D’où venait cette prédominance des punitions corporelles dans une législation qui semblait ainsi traiter le peuple moitié en enfant, moitié en esclave ? On en a cherché les causes ou les origines dans un passé lointain ; souvent on s’est plu à en rejeter la responsabilité sur la domination mongole. C’est aux envahisseurs asiatiques, par exemple, que l’on a longtemps fait remonter l’horrible supplice du knout ; il n’en est pas, croyons-nous, fait mention dans les annales de la Russie primitive de Kief ou de Novgorod[1]. À cet égard comme à beaucoup d’autres, la Russie des Varègues et des Kniazes, avant l’espèce de déformation que lui fit subir la conquête mongole, ressemblait beaucoup plus à l’Europe occidentale que la Russie des tsars moscovites.

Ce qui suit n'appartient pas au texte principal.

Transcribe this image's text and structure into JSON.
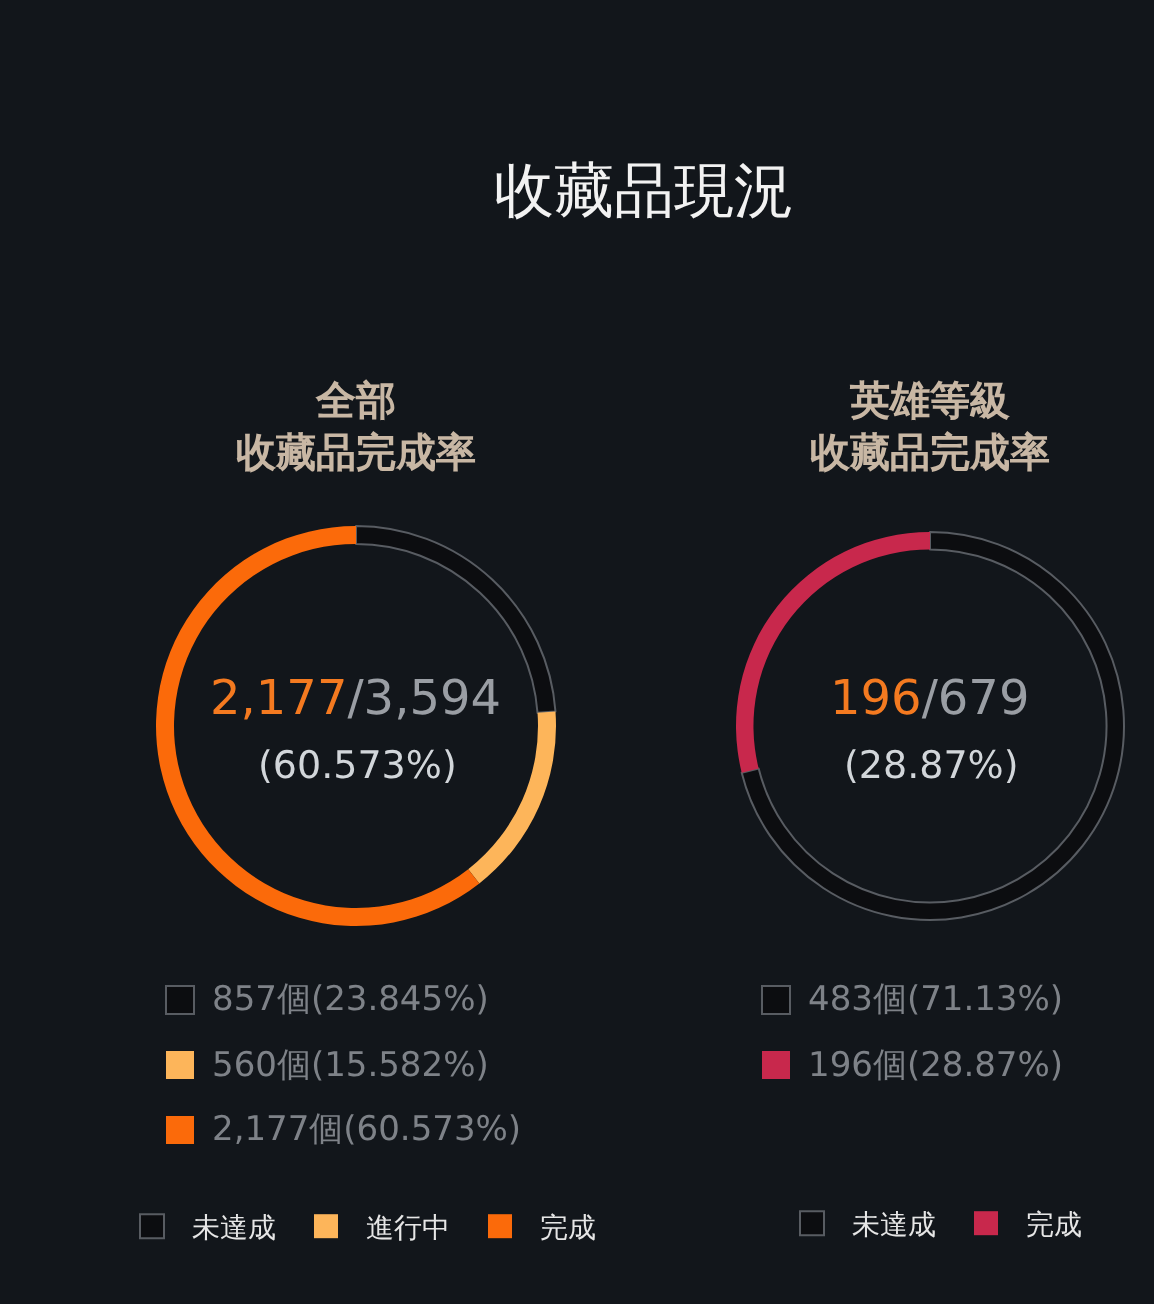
{
  "chart_data": [
    {
      "type": "donut",
      "title": "收藏品現況",
      "subtitle": "全部收藏品完成率",
      "categories": [
        "未達成",
        "進行中",
        "完成"
      ],
      "values": [
        23.845,
        15.582,
        60.573
      ],
      "colors": [
        "#0c0d10",
        "#fdb55a",
        "#fb6a0a"
      ],
      "annotations": [
        "2,177/3,594",
        "(60.573%)",
        "857個(23.845%)",
        "560個(15.582%)",
        "2,177個(60.573%)"
      ],
      "legend": "bottom"
    },
    {
      "type": "donut",
      "subtitle": "英雄等級收藏品完成率",
      "categories": [
        "未達成",
        "完成"
      ],
      "values": [
        71.13,
        28.87
      ],
      "colors": [
        "#0c0d10",
        "#c8284c"
      ],
      "annotations": [
        "196/679",
        "(28.87%)",
        "483個(71.13%)",
        "196個(28.87%)"
      ],
      "legend": "bottom"
    }
  ]
}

C’est sous les grands princes de Moscou, sous les Ivan et les Vassili, que furent introduites les peines répugnantes et raffinées conservées sous les premiers Romanof. Sous ce rapport, l’oulogénié zakonof, le code du pieux Alexis Mikhaïlovitch, père de Pierre le Grand, ne le cède en rien au soudebnik d’Ivan III et d’Ivan IV le Terrible. La première influence de l’Europe, où la torture et les supplices atroces étaient encore en vigueur, ne fit même qu’accroître la sévérité de la législation moscovite. Pierre le Grand limita l’emploi de la peine de mort ; mais, au lieu de supprimer les peines corporelles, il s’en servit pour imposer à ses sujets les coutumes de l’Occident. Usant sans scrupule de moyens barbares au profit de la civilisation, le grand réformateur employait contre ses adversaires, voire contre ses auxiliaires, les instruments de correction

  1. Au mot de knout on a voulu trouver une étymologie turque, mais ce mot semble plutôt d’origine aryenne, si ce n’est germanique ; il a du moins la même racine que l’allemand knoten (cf. le latin nodus). La pénalité moscovite et les châtiments corporels rentrent du reste dans les traits de l’ancienne Russie, où l’influence byzantine est peut-être en réalité plus sensible que l’influence tatare. Voyez tome I, livre IV (chap. ii).